それに娘と一緒に講演を聞けるチャンスは、もう巡ってこないかもしれない。(いつも、こう考えてしまう)
夫に相談してみた。ぜひ直接お会いして、娘のお礼も申しあげてくるようにとのこと。
「やったーー!!ヤッラ ビーナ♪ (行こう) 」
定時より少し早く到着した私達は、会場への扉を開けた。
河江さんの姿がすぐ目に留まった。初めてお会いした気がしない。
娘は懐かしそうに軽口をたたき、私はご挨拶とお礼を申し上げた。
講演が始まると、すぐに河江ワールドに引き込まれていった。
タイトルは「ピラミッドを造った力:マンパワー・フィロソフィー・エネルギー」
考古学とは、遺跡を傷つけることなく、まず測量・記録を繰り返し、それから最後に発掘だという。
地道で丁寧な作業の積み重ねがあってこそ、過去からのささやきを聞くことが出来るのだ。
ピラミッドとは何だったのか。
河江さんはやはり王墓だったと考える。
とは言っても現在の墓のイメージではなく、仁徳天皇陵・兵馬俑などに近い現人神が埋葬される場所なのではなかったか。

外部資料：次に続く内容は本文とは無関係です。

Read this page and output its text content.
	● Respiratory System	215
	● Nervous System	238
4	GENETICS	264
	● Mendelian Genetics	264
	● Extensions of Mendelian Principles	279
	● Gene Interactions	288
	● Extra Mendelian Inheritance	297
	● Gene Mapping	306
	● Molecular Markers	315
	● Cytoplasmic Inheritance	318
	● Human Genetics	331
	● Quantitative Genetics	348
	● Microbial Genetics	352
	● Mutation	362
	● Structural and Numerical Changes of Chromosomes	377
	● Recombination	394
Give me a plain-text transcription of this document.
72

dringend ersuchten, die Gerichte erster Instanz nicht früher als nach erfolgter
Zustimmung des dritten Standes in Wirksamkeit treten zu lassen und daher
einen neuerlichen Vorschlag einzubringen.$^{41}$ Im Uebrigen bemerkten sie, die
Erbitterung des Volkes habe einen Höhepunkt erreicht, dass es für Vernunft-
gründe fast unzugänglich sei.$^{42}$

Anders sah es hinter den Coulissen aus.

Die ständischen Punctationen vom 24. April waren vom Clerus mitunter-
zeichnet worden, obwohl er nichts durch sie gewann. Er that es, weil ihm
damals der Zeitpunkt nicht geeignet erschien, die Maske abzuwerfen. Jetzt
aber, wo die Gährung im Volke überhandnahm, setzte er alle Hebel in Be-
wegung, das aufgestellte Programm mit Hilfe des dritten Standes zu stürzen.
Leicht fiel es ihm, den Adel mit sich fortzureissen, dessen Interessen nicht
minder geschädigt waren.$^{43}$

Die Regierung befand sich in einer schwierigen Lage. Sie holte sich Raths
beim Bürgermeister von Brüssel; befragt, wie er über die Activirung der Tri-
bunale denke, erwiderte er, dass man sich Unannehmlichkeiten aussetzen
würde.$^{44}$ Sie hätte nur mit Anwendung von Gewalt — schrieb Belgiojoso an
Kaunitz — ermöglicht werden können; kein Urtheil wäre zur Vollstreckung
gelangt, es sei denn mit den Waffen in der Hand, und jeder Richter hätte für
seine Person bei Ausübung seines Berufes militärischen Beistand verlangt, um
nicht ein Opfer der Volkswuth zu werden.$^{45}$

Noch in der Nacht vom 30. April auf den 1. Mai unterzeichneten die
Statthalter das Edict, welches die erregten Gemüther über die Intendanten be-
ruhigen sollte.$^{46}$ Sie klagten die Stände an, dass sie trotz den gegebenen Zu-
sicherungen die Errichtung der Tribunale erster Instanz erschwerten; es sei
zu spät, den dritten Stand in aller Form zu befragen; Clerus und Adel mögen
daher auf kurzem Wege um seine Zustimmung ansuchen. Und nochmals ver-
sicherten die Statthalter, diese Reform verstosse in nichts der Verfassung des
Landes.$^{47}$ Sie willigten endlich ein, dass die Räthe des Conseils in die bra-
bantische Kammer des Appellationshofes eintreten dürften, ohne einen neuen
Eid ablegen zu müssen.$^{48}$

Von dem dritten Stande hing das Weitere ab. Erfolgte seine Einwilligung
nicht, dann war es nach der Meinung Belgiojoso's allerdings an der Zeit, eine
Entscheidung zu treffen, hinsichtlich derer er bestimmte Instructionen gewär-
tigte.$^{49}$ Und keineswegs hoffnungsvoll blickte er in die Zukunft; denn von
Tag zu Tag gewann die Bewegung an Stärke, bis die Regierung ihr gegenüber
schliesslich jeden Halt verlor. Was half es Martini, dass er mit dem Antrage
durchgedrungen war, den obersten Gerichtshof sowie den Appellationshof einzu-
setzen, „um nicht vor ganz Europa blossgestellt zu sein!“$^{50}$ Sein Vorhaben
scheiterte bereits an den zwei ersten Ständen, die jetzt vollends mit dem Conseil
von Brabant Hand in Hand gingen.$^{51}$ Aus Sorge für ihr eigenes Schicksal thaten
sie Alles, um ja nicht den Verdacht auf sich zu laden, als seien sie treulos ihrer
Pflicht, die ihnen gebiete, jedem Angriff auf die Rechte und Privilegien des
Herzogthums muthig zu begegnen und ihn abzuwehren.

素人考えで単純に王の墓であって欲しいと考えていた私はスッキリ!!
又、エジプト文明がなぜ他に類を見ないほど長く続いたのか。
その理由としてナイルの氾濫などの自然のサイクルと文明が一致していた、
自然を巧みに利用したからではないかと話された。
自然との共存、日本でも八百万の神々を信仰していた古の昔から行われていたことであるが、
いつの頃からか自然に抗うようになっていった。
エジプト文明は、これからの日本の方向性に指針を与えているのかもしれない。
ピラミッドタウン発掘の話は圧巻だった。
ピラミッド建築の為に多くの人々が働いていた。
その人々がどこで暮らし、どんな生活をしていたのか。
ピラミッドタウン発掘の話が進むにつれ、当時の人々の様子が残像のように浮かび上がってきた。
パン工房の跡から、パンの焼き方まで判明した。
長屋には2000人ぐらい眠れるスペースがあり、大きな家の跡も発見された。
ベッドは現在のように頭の方にボードがついている物ではなく、足の方にあるフットボードだということまで分かった。
ゴミ捨て場(考古学者にとっては、宝の山だとのこと)からは、ビール壺など貴重な遺物の発見がされている。
遺跡の建物跡は、不思議なことにある一定の高さから、まるで切り取られたように水平に残っていた。
再利用のためだったのか、ナイルの洪水によるものだったのかは定かではない。
陸前高田へ作家であり親友でもある田中真知さんと支援にいかれた河江さんが、
被災地で目にした現場に合い通じるものを見た点からすると、ナイルの仕業なのかもしれない。
(「ある夜、ピラミッドで」の作者・田中真知さんともお会いできて感激!
真知さんと河江さんはお二人でピラミッド登頂を果たしたという、やんちゃな経験を持つ♪)
またたく間に講演時間が過ぎ去っていった。
分かりやすく話していただけたので、考古学、エジプトが前にも増して身近に感じられた。
大学時代に、河江さんのような教授の講座があれば、
考古学に興味を持ち、エジプトの現場でヒエログリフを描き写していたかもしれない。
残念!!
河江さんは私の息子と8歳しか違わない。
ヘンな例えをすれば、「20世紀少年」の舞台にもなり、私が何度も通った大阪万博も、
近畿にいらっしゃりながらご存じない。 というか、その2年後にお生まれになっている。
人生の時間を大切に使い、明晰な頭脳と実行力で精進してこられたのだろう。
最後に「考古学の今後への広報活動は?」との質問を受け
「地道に積み重ねていくだけ、地味が大切だと思っています。」ときっぱりと言われた。
ピートリーのような実直さを感じて、大変好感が持てた言葉だった。
「しかしツイッター、フェイスブックなどでの発信は続けていきます。」
ぜひ!続けていただきたい。
河江さんとのご縁もツイッターのお陰であるので…。